触热之后,鞭子里更是不断往外冒着黑黑的汁水。
那是陈年累积下来的血。
“元安郡主这是作何?难不成是想阻挠我等办案吗?”
面对面具人的挑衅,苏青妤依旧寸步不让。
“你连你们是什么人都不敢说,办的哪门子的案?”
“郡主这不是明知故问吗?”
面具人嘲讽一笑:“你敢阻挠我等办案,上面自然有人饶不了你。”
苏青妤见他无论如何都不敢自爆身份,更觉得可笑至极。
“怎么?就你有后台啊?”
“有本事的话,就让你上面的人滚过来见本郡主!”
看到苏青妤油盐不进,只顾着装傻,面具人的耐心也没有了。
“我劝郡主还是赶紧回自己府上去吧!没事绣绣花喝喝茶的,就挺好的。”
“我们这种常年行走在刀尖上的人,下手总是没有轻重,若是伤到郡主这娇滴滴的脸庞,就不好了。”
“本王看谁敢伤她?!”
面具人是想吓退苏青妤的,没成想陆云乘人未至,声先到。
回想起明帝的嘱咐,面具人还是起了身。
“我劝郡主还是乖乖去学该如何做一个娴静的女子,别总觉得你多有能耐。否则你就算是救得了他今日,也不一定能救得了他明日。”

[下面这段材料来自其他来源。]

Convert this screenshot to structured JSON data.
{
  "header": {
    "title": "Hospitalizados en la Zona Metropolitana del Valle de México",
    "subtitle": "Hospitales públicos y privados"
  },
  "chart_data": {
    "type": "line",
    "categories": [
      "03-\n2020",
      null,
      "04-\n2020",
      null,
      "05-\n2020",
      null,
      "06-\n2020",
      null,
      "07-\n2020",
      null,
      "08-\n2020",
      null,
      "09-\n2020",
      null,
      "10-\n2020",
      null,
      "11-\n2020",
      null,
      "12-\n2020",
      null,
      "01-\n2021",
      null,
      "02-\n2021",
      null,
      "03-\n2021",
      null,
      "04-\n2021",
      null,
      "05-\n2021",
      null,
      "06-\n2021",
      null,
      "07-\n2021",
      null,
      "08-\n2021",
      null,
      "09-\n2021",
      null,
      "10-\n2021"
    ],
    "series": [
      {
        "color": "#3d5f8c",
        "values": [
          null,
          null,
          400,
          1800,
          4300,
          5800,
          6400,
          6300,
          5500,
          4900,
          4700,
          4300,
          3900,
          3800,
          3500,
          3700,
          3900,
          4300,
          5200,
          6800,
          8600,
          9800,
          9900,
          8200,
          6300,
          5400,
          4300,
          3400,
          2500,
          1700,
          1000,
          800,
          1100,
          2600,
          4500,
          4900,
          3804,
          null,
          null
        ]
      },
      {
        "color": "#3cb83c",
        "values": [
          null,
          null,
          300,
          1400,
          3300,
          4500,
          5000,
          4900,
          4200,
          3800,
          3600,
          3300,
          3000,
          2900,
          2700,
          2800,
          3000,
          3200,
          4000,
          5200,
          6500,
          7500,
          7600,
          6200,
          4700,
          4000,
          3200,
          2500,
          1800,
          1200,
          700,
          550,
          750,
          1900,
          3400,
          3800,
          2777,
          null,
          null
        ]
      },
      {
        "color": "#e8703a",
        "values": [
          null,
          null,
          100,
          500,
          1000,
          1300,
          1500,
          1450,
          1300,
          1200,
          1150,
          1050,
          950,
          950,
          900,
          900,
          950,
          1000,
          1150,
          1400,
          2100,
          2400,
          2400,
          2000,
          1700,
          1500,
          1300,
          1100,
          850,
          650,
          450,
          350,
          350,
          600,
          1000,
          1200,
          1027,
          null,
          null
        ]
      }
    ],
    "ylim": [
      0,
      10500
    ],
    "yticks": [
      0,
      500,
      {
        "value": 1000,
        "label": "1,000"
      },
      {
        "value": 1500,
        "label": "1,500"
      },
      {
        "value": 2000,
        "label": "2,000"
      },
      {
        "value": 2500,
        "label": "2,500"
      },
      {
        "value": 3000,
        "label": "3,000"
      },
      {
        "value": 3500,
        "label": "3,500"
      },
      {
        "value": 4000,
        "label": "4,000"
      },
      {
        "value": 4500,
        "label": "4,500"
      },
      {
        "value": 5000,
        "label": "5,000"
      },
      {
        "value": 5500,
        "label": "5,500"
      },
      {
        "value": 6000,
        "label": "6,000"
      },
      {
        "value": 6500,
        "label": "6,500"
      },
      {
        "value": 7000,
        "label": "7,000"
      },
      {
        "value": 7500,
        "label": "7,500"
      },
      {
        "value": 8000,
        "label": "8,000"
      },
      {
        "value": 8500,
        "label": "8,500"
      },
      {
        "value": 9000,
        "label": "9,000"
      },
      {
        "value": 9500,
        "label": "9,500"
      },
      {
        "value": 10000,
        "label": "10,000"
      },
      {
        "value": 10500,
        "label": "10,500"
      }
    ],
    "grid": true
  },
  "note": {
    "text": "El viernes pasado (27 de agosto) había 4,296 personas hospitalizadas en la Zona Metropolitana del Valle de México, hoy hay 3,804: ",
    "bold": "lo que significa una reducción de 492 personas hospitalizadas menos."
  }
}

说完这些话后,也不管苏青妤是不是能听得懂,面具人就带着手下从另一条道离开了。
而陆云乘和明月,也恰好在此时,出现在了苏青妤的视线当中。
她顾不上其他的,飞快转身试图叫醒被生生打到昏迷的沈怀德。
“沈大人?沈大人!你能听见我说话吗?”
“沈大人,我是苏青妤!你醒醒!”
在苏青妤给沈怀德探脉的时候,明月和清风立刻过去为沈怀德松开绳子,由清风扶着他半躺在地上。
沈怀德也终于在苏青妤的呼唤中,慢慢睁开了眼睛。
“你你胡闹”
“这地方是你,该来的吗?咳咳咳”
沈怀德话都还没说完,就迎来一阵剧烈的咳嗽。
苏青妤抬手在他身上的几处穴位上轻轻摁压了一会儿,才终于让他暂时压下了咳意。
“该不该来的,我都已经来了。”
“您老先不要说那么多,就算是想骂我,也等回去之后。到时候我随便您骂,好不好?”
沈怀德艰难地点头。
他进监牢也不过才个把时辰的时间,已经有种不知今夕是何夕的感觉了。
连自己现在处境如何、明帝究竟想如何发落、苏青妤又是用什么方法到这里来救他的,一概不知。
他只知道,从今以后,他都不再欠明帝的了。
眼下,也不能辜负苏青妤这一番辛苦筹谋。
在明月的帮助下,清风把人背在身上。
通往监牢大门的路上,沈怀德朝着身侧紧紧跟随的女子,小声道:
“丫头,老朽我还是说话算话的。”
“您说什么?”
沈怀德用力挤出一丝笑意,一字一句道:“当初厚颜收下你的医术时,老朽说过,就算是给老朽用遍大理寺的所有刑罚,老朽也不会因此出卖你的。”
听到这些话,苏青妤的鼻尖一酸,眼眶中散发着温热感,心中酸涩难受得很。